Highlights from the AWS re:Invent keynote: Q AI, strong bedrock foundation, and a smarter cloud
by Sean Michael Kerner · VentureBeatAmazon is growing its already formidable array of AI services, with a long list of new capabilities announced at the annual AWS re:Invent 2023 conference in Las Vegas today.
In a wide ranging keynote session that was nearly 2.5 hours long, Adam Selipsky, CEO of Amazon Web Services (AWS), the largest cloud provider in the world by revenue, number of customers, and data stored, detailed the continued progress his division has made in advancing its signature platform over the past year.
And because this is the year 2023, the vast majority of Selipsky’s keynote was about AI in one form or another. Topping the list of announcements made by the AWS CEO is the new Amazon Q (yes another Q, no it’s not OpenAI’s Q* and it’s not Star Trek‘s multidimensional entity Q either, nor is it QAnon) AI that will bring generative AI automation across AWS cloud services for development, analytics and operations.
Selipsky also detailed multiple new capabilities that are now generally available in the Amazon Bedrock generative AI model service.
He was also joined by the trillion-dollar man himself, Nvidia CEO Jenson Huang, to detail how the two companies work together.
Though, not 15 minutes after Huang left the stage, Selipsky announced AWS own competitive Tranium 3 silicon for AI training.
Overall Selipsky emphasized that AWS is helping organizations throughout the AI lifecycle with infrastructure, model and applications.
“If you’re building your own models, AWS is relentlessly focused on everything you need: the best chips and most advanced virtualization, powerful petabyte scale networking capabilities, hyperscale clustering and the right tools to help you build,” Selipsky said.

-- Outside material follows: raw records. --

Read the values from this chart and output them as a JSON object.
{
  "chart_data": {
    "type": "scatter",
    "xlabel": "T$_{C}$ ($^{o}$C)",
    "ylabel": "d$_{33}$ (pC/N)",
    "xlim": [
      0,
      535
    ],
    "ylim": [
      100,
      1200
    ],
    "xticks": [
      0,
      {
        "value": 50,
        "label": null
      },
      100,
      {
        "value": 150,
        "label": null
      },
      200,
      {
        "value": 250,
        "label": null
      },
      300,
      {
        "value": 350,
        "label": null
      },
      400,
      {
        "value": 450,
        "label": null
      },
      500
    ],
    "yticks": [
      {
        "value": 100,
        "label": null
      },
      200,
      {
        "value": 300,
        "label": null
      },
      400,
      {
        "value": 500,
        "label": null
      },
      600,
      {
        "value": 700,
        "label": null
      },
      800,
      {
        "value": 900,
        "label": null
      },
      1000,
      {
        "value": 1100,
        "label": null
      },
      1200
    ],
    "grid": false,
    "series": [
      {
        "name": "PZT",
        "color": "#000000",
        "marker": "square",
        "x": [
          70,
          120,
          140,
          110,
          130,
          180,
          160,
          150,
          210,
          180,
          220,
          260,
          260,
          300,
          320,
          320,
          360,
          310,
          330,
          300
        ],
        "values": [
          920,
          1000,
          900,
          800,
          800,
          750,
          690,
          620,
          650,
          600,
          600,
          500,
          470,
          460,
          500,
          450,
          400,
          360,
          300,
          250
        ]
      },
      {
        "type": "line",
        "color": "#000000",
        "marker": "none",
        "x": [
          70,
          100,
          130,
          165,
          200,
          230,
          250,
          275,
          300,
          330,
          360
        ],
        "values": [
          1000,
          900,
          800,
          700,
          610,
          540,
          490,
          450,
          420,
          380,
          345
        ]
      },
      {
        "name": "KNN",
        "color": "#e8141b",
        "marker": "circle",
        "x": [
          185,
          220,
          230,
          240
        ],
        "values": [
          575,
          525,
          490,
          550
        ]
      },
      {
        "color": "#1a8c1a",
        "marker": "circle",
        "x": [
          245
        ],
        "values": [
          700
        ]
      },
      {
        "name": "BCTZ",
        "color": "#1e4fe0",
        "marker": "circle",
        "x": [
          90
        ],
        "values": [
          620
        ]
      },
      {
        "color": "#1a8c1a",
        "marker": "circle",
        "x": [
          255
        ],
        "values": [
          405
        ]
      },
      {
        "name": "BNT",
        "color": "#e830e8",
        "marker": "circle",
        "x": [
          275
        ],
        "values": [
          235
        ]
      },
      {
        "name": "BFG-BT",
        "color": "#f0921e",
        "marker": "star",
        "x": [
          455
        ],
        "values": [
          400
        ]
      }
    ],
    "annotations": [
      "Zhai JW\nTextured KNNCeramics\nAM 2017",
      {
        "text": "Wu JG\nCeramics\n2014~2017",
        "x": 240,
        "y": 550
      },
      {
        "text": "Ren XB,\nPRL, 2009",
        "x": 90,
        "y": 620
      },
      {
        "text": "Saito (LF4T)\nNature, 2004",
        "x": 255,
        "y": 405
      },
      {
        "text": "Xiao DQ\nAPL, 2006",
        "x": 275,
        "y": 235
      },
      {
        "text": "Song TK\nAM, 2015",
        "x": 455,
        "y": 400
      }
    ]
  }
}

Amazon Q is the omnipresent enterprise AI assistant you never knew you needed
The idea of an AI assistant to help with operations in the cloud is one that Microsoft has been advocating for with its Copilot approach, and Google has been advancing with its duet AI.
AWS is now going down the same path with Amazon Q that is being deeply integrated across multiple cloud services, including Amazon CodeWhisper and Amazon Connect among many others. Selipsky said that Q can answer questions, generate text and visualizations, and take actions on behalf of users.
“We expect that Amazon Q is going to save customers so much time architecting and troubleshooting and optimizing workloads,” Selipsky said.
Amazon Q will be able to provide assistance to developers working on AWS by answering questions about services and troubleshooting issues. It will also integrate with applications and business tools to enhance functionality, such as assisting contact center agents through Amazon Connect.
On the developer side one of the Amazon Q capabilities is called code transformation and it is the first in a series of features coming to the service to help organizations migrate across different technologies. The initial capability of Amazon Q code transformation enabled Amazon itself to migrate 1000 Java applications from an older version of Java to a modern version in just two days.
“That’s how long a single application upgrade used to take,” Selipsky said. “I mean, this is months, if not years of developer time saved – there are a lot of very happy people at Amazon over this.”
Selipsky said that coming soon to Amazon Q Code Transformation will be the ability to migrate dot net workloads from Windows to Linux.
“There are a lot of applications out there stuck on Windows because of the sheer effort required for making the migration and this is an opportunity for huge cost savings,” he said.
Amazon Bedrock builds on solid ground to add RAG, new customization features
Selipsky also used his keynote as an opportunity to announce a series of incremental updates to the Amazon Bedrock service that became generally available in September.
Amazon Bedrock now offers new customization capabilities that allow customers to further tailor generative AI models to their specific needs and data.
One of the new customization features enables fine-tuning models using labeled examples from a customer’s own data to teach models domains, products, services or other business-specific information.
There is now also a Retrieval-augmented generation (RAG) capability which allows models to retrieve and consider additional information from a customer’s internal data sources when responding. The other customization feature is called – Continued pre-training, which uses large amounts of a customer’s unlabeled data to improve a model’s knowledge and reasoning abilities in their industry or field.
“We want you to be able to use Bedrock to complete actions like booking travel, filing insurance claims, deploying software..and this usually requires orchestration between multiple systems that operate in your organization,” Selipsky said. “That’s why a few months ago, we introduced agents for Bedrock and today I’m happy to announce that this powerful feature is today generally available”
Going a step further, Selipsky also announced Amazon Bedrock Guardrails as a way to further improve safety for AI models. Guardrails that let customers configure models to avoid certain topics, words or responses based on their responsible AI policies.
“We’re approaching the whole concept of generative AI in a fundamentally different way because we understand what it takes to reinvent how you are going to build with this technology,” Selipsky said.